Lo faccio intanto perché, come direbbero a Roma, “so proprio de coccio!” e poi perché la cosa è più complicata di quanto potrebbe apparire. Insomma, sarebbe ora che qualcuno cominci a spiegarci com’è possibile che il CUP non possa prendere le ricette bianche per gli esami che sono a totale carico dei pazienti, invece può prendere regolarmente le ricette rosse nelle quali il paziente contribuisce pagando solo il ticket. Non solo la questione è illogica ma anche anti economica. Se ci trovassimo nel campo delle strutture private il CUP con un simile modo di agire sarebbe stato chiuso e da un pezzo. Il problema è proprio questo, siamo già entrati in ambito privato senza essercene neanche accorti. Infatti, succede che i pazienti non potendo ricevere la prestazione a pagamento dal laboratorio dell’Ospedale di Acri sono costretti a scegliere un’altra strada. Quale? Quella che porta a Cosenza.
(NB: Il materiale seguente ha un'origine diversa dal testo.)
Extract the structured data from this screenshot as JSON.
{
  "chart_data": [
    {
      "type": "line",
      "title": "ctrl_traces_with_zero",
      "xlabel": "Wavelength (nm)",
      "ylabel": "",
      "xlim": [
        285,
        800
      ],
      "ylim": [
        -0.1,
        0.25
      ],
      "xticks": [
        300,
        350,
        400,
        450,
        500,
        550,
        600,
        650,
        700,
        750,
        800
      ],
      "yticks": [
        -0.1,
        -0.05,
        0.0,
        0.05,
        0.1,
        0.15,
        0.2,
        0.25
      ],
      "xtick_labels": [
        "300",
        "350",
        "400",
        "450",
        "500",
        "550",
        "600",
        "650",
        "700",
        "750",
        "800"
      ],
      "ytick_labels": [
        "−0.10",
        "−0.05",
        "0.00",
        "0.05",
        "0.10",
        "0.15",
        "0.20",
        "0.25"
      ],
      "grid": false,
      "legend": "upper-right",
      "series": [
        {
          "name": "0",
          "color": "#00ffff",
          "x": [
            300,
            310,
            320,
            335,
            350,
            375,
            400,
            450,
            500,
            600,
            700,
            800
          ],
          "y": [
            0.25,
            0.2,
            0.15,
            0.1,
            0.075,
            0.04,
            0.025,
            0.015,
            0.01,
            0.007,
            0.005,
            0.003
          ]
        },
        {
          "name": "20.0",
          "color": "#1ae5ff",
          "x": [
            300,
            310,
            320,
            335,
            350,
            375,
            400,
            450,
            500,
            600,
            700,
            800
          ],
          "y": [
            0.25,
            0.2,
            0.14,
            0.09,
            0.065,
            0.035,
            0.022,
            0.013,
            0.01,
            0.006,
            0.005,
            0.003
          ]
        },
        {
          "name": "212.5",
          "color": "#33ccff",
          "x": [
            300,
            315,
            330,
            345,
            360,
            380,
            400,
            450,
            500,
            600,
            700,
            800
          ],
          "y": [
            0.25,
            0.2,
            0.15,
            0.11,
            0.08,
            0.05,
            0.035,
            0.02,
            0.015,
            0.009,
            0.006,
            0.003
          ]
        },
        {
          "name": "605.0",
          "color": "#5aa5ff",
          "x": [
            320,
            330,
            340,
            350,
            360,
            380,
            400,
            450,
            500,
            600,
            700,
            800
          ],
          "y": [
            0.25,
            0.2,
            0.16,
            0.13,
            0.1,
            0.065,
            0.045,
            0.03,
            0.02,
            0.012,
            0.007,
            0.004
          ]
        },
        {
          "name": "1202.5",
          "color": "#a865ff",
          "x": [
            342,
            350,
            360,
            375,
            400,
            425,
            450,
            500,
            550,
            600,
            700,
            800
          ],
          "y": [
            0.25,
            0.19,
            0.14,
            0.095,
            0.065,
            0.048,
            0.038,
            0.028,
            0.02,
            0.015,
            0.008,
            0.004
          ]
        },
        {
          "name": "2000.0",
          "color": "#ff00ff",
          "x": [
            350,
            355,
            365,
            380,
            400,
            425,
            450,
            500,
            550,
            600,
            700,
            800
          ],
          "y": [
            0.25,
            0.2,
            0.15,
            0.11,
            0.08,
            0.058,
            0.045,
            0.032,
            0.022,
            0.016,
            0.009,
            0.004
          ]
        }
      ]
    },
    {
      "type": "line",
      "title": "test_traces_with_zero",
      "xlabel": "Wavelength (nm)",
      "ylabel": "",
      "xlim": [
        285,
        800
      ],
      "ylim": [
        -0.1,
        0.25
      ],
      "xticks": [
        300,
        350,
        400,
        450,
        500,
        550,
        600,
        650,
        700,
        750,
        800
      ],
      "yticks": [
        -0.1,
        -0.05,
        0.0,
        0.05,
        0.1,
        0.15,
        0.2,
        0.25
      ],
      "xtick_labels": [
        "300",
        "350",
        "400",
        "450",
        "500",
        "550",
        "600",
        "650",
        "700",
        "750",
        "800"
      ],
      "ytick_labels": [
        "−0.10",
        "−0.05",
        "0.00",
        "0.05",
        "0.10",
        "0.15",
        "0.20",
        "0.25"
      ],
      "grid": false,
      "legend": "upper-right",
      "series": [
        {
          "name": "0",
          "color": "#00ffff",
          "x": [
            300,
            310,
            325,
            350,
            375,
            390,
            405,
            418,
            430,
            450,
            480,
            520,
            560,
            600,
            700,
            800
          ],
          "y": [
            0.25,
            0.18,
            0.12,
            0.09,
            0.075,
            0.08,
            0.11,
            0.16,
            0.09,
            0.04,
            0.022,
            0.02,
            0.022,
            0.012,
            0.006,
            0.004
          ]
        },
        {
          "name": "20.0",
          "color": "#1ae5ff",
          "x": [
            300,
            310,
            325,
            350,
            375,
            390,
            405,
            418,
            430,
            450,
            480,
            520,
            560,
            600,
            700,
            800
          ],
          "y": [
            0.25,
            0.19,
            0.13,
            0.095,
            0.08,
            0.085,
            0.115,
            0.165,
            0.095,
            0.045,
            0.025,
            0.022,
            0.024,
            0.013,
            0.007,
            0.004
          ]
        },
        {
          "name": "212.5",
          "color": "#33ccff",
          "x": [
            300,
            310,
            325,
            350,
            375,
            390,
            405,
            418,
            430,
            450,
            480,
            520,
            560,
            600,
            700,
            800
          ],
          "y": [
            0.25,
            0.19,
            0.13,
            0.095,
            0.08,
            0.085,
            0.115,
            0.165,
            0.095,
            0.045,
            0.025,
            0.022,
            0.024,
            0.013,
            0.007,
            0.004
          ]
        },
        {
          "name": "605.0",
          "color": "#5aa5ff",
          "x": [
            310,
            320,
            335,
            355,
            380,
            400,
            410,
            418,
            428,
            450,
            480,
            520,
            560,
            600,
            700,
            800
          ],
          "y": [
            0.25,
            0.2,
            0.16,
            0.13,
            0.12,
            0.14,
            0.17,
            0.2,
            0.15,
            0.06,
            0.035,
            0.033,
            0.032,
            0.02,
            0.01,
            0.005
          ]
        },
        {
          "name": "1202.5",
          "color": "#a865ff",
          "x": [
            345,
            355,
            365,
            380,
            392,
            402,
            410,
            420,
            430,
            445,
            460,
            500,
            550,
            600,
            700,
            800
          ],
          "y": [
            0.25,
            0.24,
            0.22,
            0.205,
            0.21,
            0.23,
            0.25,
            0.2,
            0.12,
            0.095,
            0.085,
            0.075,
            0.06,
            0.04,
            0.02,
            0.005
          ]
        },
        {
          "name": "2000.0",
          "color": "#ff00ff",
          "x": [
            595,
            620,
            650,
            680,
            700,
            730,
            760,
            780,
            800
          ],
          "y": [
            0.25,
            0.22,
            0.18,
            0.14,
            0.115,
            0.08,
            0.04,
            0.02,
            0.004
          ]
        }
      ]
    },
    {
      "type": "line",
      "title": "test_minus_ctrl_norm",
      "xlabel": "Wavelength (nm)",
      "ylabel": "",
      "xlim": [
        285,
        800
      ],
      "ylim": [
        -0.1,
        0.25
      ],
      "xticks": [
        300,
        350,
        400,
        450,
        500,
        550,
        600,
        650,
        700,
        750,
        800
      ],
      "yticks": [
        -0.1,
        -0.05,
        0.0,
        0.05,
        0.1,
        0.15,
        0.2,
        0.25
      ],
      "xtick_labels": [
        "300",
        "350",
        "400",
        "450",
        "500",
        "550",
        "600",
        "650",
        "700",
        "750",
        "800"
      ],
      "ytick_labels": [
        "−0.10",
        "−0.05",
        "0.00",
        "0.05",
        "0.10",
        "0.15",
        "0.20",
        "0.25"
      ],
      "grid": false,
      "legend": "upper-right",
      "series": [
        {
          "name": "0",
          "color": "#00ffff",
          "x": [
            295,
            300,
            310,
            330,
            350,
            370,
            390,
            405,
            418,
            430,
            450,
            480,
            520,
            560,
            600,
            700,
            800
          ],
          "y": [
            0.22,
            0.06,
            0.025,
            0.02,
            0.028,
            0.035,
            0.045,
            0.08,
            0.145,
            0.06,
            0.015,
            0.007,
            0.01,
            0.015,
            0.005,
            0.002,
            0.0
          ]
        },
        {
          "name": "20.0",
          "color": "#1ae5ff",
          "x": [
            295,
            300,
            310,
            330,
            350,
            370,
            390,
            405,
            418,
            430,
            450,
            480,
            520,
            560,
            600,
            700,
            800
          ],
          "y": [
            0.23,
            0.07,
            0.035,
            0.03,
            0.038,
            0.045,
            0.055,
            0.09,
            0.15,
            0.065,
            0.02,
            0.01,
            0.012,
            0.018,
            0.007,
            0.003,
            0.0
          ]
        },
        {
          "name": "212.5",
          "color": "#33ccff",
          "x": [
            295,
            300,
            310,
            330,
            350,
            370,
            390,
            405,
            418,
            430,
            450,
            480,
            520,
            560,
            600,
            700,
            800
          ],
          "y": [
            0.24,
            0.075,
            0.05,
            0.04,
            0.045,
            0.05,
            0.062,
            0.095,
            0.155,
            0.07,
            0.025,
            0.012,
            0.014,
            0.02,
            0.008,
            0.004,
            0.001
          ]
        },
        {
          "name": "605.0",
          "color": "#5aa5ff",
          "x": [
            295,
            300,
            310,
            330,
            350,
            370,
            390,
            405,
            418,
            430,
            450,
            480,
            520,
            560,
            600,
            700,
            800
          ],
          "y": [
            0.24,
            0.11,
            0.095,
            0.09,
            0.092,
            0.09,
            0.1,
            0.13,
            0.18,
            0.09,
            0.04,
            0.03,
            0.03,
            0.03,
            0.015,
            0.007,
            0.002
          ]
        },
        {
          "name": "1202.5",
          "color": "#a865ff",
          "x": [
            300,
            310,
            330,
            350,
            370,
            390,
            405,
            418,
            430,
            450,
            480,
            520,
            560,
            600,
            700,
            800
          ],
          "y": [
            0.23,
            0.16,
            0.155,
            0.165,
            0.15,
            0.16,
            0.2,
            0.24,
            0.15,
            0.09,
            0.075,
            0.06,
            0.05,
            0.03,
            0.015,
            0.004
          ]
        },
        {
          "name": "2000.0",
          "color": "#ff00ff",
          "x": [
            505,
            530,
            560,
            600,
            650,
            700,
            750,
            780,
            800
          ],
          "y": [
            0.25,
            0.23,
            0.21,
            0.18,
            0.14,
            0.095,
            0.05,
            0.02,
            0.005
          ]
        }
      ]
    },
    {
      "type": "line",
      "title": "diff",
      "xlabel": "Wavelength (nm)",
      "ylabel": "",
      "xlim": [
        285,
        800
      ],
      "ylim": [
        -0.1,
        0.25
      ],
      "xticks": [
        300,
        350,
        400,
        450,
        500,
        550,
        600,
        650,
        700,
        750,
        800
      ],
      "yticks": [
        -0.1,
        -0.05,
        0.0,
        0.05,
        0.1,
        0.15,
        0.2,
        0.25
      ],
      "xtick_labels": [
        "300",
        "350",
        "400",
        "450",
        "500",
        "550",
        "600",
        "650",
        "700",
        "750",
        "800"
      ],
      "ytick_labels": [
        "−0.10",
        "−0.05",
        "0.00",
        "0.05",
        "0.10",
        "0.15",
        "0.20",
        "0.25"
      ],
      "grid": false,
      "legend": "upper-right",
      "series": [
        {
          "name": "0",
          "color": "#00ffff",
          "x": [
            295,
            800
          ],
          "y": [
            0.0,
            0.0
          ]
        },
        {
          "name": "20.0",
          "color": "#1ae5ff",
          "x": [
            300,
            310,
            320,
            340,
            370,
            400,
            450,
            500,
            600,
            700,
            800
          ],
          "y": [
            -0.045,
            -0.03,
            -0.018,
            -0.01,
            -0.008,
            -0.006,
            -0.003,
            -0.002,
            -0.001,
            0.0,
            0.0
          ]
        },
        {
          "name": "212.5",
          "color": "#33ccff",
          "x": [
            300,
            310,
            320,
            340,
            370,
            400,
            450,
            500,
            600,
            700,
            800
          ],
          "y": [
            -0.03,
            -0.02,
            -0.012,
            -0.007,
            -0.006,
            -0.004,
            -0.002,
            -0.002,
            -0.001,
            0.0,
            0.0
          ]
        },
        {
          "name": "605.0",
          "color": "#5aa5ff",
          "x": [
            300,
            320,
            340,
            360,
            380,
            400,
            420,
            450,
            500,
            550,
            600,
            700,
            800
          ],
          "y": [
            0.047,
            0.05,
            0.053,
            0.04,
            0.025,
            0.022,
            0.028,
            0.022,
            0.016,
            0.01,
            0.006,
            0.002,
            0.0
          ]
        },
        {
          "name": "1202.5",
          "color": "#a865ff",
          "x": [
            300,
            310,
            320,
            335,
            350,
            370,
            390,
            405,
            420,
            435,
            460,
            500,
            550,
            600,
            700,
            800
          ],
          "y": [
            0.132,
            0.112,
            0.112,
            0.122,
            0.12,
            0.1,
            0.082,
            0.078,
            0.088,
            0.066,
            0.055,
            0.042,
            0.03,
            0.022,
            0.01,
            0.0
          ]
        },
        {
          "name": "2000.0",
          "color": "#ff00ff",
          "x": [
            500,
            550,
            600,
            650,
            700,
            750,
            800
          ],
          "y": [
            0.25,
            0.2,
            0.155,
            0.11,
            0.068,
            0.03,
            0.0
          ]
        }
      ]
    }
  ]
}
Perché si toglie lavoro al laboratorio dell’Ospedale di Acri? C’è qualcuno dietro a questo meccanismo che sembra ben collaudato? E dei cosiddetti (nascenti) punti prelievo ne vogliamo parlare?
Forse, è meglio di no. Continuiamo a far finta di niente, anzi suggerisco di costruire intorno alla vicenda un alone misterioso. Del resto vi sono città che hanno costruito le loro fortune turistiche vantando luoghi del mistero: “Il Mistero del Castello”, “Il mistero della grotta incantata”. Ecco, noi il mistero non abbiamo bisogno neanche di inventarcelo, lo abbiamo sul serio, si tratta dell’incredibile“mistero della ricetta bianca”. Magari non potremo raccontare storie di principesse o tesori nascosti. Però potremmo rifarci raccontando le vicende di moderni “briganti”,offrendo ai turisti, a soli 10 euro,un bel giro panoramico, per i vari CUP sparsi sul territorio, con tanto di guide accreditate naturalmente dalla ASP. Pranzo e bibite comprese s’intende.
Potrebbe essere una buona idea (chissà) utile per recuperare un po’ di quei soldi non incassati rifiutando le ricette bianche.
P.S. Mi dicono che l’ Azienda ospedaliera di Cosenza accetta le ricette bianche. Come mai? Il mistero si infittisce, meglio potrebbe portare un deciso aumento di turisti!